Fatherhood has taught me the nuances of baseball and soccer that can be passed on to young children, and how much fun it can be to get soaking wet running around a field with them. I’ve learned every rule of soccer, a knowledge that has enabled me to appreciate a match at any level more than ever.

By being a dad, I’ve learned to appreciate different kinds of music, be it jazz or classical or pop. I’ve learned how important a drummer is to the sound of a small band or big ensemble. I’ve even learned what it takes to pack, assemble and break down a drum set.

Being a father has enabled me to appreciate the value of trying different things, like wrestling or playing lacrosse, acoustic or bass guitar, blackjack, or performing in a school musical. I’ve also learned that it’s fine to move on from one activity to another after giving it an honest try, even after a significant investment in equipment or time.
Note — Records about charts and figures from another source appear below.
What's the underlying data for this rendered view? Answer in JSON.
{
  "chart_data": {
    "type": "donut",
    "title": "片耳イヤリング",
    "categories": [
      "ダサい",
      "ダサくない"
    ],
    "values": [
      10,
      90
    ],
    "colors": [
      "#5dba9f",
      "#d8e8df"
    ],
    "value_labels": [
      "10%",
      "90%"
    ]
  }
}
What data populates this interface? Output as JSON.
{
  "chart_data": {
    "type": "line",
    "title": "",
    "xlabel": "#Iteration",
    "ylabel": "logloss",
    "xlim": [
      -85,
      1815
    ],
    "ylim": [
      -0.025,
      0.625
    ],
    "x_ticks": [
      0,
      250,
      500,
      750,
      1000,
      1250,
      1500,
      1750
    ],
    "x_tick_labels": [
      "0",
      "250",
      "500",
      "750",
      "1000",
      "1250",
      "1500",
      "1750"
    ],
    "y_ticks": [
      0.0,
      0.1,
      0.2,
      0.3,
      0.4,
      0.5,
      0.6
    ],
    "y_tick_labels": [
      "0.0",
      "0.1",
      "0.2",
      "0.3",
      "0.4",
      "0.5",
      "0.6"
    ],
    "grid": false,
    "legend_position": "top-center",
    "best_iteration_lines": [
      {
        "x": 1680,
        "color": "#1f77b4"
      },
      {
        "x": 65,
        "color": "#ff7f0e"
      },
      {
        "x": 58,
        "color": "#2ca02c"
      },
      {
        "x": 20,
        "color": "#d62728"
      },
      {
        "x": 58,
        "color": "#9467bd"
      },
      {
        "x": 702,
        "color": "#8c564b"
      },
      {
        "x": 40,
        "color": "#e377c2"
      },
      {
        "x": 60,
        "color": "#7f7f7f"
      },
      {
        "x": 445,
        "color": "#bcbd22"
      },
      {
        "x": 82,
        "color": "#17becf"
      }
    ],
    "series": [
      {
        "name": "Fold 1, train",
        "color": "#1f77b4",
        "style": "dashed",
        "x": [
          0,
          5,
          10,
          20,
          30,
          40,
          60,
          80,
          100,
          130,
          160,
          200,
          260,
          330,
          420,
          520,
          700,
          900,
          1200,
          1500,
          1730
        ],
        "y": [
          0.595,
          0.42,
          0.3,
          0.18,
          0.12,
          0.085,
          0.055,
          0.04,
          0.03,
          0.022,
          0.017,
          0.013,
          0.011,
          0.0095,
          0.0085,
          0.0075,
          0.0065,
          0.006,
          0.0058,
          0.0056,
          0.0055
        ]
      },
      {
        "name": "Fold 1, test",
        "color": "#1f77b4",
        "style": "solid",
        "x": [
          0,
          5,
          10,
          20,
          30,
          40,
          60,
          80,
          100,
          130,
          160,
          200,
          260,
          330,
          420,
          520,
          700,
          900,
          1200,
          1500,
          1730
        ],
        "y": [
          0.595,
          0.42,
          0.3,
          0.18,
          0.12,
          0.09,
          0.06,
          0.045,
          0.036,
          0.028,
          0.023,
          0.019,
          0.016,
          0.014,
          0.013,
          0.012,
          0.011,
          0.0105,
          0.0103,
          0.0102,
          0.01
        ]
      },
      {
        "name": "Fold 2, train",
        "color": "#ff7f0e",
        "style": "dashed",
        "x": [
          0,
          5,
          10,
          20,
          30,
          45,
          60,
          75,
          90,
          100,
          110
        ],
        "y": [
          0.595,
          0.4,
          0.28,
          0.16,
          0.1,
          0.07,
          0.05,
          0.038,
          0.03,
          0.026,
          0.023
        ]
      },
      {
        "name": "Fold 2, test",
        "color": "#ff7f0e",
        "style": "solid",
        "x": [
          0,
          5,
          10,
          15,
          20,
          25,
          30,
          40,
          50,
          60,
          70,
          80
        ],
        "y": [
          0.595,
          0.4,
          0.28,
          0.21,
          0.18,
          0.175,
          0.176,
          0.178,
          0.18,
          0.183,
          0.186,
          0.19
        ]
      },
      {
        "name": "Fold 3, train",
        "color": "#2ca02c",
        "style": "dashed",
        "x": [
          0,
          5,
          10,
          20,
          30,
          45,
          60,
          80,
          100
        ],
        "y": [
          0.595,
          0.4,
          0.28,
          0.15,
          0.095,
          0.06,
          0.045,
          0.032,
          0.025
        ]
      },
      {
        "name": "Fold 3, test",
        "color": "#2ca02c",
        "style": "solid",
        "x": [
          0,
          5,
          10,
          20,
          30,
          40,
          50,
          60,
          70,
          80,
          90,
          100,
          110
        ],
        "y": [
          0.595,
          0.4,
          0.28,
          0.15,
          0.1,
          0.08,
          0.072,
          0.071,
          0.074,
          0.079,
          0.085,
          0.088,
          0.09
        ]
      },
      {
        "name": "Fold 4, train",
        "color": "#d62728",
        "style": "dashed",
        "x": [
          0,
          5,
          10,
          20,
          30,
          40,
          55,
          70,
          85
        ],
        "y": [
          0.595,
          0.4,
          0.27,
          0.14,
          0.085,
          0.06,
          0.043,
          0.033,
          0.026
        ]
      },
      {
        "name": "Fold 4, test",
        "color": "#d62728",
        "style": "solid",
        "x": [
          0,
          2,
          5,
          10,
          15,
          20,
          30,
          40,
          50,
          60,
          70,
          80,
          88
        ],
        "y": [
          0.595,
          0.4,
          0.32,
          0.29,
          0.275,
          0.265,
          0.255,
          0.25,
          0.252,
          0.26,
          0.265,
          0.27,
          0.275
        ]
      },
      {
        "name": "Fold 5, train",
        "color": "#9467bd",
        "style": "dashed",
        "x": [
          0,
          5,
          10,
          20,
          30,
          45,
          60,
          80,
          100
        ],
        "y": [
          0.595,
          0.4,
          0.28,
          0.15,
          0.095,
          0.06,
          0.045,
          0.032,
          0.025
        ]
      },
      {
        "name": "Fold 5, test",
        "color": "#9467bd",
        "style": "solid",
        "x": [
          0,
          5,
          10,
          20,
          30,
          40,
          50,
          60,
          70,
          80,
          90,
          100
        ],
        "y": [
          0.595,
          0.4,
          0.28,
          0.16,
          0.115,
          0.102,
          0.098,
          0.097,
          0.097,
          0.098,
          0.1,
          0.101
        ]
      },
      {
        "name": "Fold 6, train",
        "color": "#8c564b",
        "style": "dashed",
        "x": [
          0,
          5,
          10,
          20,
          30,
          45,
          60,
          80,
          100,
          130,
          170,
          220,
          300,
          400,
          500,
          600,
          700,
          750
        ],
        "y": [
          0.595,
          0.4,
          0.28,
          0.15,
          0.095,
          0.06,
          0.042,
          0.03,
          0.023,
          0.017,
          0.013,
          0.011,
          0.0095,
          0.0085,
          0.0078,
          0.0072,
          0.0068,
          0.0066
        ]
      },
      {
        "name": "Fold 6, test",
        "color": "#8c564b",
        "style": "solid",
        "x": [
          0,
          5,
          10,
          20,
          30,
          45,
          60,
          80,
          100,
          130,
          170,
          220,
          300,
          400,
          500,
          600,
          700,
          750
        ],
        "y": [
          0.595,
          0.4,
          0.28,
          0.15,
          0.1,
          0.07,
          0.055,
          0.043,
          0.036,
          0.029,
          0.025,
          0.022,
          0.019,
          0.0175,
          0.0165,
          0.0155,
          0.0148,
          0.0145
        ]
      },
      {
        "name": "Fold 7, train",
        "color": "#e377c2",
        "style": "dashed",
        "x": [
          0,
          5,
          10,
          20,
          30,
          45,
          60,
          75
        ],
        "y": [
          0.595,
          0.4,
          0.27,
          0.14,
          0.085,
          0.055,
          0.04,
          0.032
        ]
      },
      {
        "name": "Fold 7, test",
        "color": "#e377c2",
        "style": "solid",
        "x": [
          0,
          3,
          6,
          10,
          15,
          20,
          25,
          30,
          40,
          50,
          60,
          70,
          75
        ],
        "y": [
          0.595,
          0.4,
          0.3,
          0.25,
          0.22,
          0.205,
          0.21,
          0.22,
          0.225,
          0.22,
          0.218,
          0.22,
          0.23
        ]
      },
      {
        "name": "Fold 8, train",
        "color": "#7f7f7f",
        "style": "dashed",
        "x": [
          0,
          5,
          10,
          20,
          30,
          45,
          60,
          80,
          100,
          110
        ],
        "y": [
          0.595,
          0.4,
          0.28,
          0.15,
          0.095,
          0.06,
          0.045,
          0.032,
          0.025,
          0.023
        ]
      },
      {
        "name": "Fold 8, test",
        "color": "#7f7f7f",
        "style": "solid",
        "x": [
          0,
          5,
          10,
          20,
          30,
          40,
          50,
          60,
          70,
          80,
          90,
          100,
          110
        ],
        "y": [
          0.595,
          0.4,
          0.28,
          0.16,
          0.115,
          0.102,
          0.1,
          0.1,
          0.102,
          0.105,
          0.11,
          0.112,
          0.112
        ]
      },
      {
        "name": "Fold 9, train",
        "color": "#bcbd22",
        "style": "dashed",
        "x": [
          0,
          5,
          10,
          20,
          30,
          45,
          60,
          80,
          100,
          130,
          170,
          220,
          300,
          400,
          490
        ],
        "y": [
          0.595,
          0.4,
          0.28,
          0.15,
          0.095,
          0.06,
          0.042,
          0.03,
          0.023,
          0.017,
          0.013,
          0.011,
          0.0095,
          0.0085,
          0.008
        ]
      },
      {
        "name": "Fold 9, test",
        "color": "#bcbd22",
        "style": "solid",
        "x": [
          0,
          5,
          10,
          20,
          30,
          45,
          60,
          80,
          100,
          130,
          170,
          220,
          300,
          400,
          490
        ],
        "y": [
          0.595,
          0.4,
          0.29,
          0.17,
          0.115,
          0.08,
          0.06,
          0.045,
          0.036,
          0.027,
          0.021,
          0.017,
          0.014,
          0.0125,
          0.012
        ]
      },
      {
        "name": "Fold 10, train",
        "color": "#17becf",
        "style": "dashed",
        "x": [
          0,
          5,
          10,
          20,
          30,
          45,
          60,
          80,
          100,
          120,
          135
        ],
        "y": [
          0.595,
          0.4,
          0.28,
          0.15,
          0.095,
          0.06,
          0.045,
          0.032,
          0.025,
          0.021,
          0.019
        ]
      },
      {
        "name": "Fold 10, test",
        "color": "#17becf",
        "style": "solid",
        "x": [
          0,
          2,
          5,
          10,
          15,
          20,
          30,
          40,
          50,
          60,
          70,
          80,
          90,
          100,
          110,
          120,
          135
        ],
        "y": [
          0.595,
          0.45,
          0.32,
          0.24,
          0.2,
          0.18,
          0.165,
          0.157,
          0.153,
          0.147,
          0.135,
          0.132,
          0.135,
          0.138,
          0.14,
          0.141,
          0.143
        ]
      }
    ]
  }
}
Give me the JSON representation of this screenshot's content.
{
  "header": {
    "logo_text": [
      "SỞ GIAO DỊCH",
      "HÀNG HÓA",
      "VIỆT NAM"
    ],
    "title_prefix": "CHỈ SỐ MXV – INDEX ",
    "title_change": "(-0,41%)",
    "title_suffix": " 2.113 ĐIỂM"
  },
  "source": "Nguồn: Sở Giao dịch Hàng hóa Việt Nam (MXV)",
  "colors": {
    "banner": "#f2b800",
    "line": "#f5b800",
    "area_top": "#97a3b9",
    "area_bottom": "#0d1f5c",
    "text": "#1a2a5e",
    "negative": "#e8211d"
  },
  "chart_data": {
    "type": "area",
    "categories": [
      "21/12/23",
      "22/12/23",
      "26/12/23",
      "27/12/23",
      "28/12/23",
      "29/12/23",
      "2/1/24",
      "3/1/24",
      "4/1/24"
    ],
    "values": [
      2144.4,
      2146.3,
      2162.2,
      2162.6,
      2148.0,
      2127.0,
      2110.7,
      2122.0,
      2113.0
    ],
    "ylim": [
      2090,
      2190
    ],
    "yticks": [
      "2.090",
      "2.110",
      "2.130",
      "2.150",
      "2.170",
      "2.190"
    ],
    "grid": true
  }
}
I've learned to be less selfish by being a father because, when I looked around, I realized I was not the center of my universe. There were children who needed my time, my attention, my energy, and whatever else I could willingly share with them, day after day, in blocks of hours or, at least, minutes.

I’ve become less materialistic by being a father and seeing my children borrow my clothes and cars. I’ve learned that I actually own nothing in life. I’m merely in temporary possession of various items, a very liberating feeling, as is the knowledge that money has little value if you don’t have loved ones to share it with.

Love? I’ve felt a fuller, more meaningful sense of love by being a father, be it by changing a diaper, sitting through a late game or performance on a weeknight, providing comfort while watching a doctor stitch a cut, listening and providing support as a hope is born or vanishes...or, more often than not, simply by being in the same room with them.

More than anything, I’ve wanted to help my children in life by being a good father to them. I had no idea, however, that being a father would be so helpful in my own life. For this, I will always remain grateful to my children.



(photo) Kevin, Charley and Steven on Memorial Day weekend 2011

Sunday, June 5, 2011

Neighbors

If you’re in New York City for any period of time, you’re bound to come across some interesting characters. If you live in the city, like I did for much of my childhood, some of these people will even be neighbors.

When I lived in the Amsterdam Houses neighborhood for much of the 1960s, Fermin and Carmen lived in the apartment next door with five children, the two youngest of which were theirs, the oldest three hers from a previous marriage. I’m not sure how Fermin made his livelihood, but I did see him walk on Amsterdam Avenue more than once with a parrot perched on his shoulder. He also boxed, which together with his goatee and penetrating eyes and sly smile, made him seem both a cool and tough Puerto Rican.

Carmen and my mother conspired on Christmas Eves to help keep my brother and me believing Santa Claus would arrive at out apartment only after we fell asleep. As we approached our apartment door after dinner at my Abuela’s, Carmen would open her door and say that Santa Claus had not yet arrived, so we needed to get to bed as soon as possible. She was right – there were no gifts under our Christmas tree that night, but they were there the next morning.

Carmen’s oldest three kids were called Papo, Moosie, and Choocho. At least, that’s what everyone called them. Papo’s real name was Cristobal, and he had the best baseball glove, a Maury Wills model, of anyone I knew. He was nice enough to let me use it sometimes.

On the opposite side of our apartment lived the Harts, an African-American family whose members I never recall smiling. I rarely talked to them; they seemed very serious all the time. Mr. Hart and one or both of his sons sometimes stared out the hallway window with what seemed like tan-colored stockings on their skulls. It seemed unusual to me, so I once out of curiosity asked them about it. They explained it helped relieve their headaches.

I can only recall speaking to Mrs. Hart once. She rang our doorbell one afternoon collecting donations for the March of Dimes. I quickly looked around our apartment for all the dimes I could find, and I gave her a few. She still didn’t smile, but I’m sure she said “thank you.”

I don’t know who lived directly upstairs from me, but I know they loved Latin music. Many times, when my brother and I laid down to sleep, we would hear the sounds of Tito Puente and other Latin artists blare from the record player above our bedroom. It sounded good, and we often fell asleep with those beats in our head.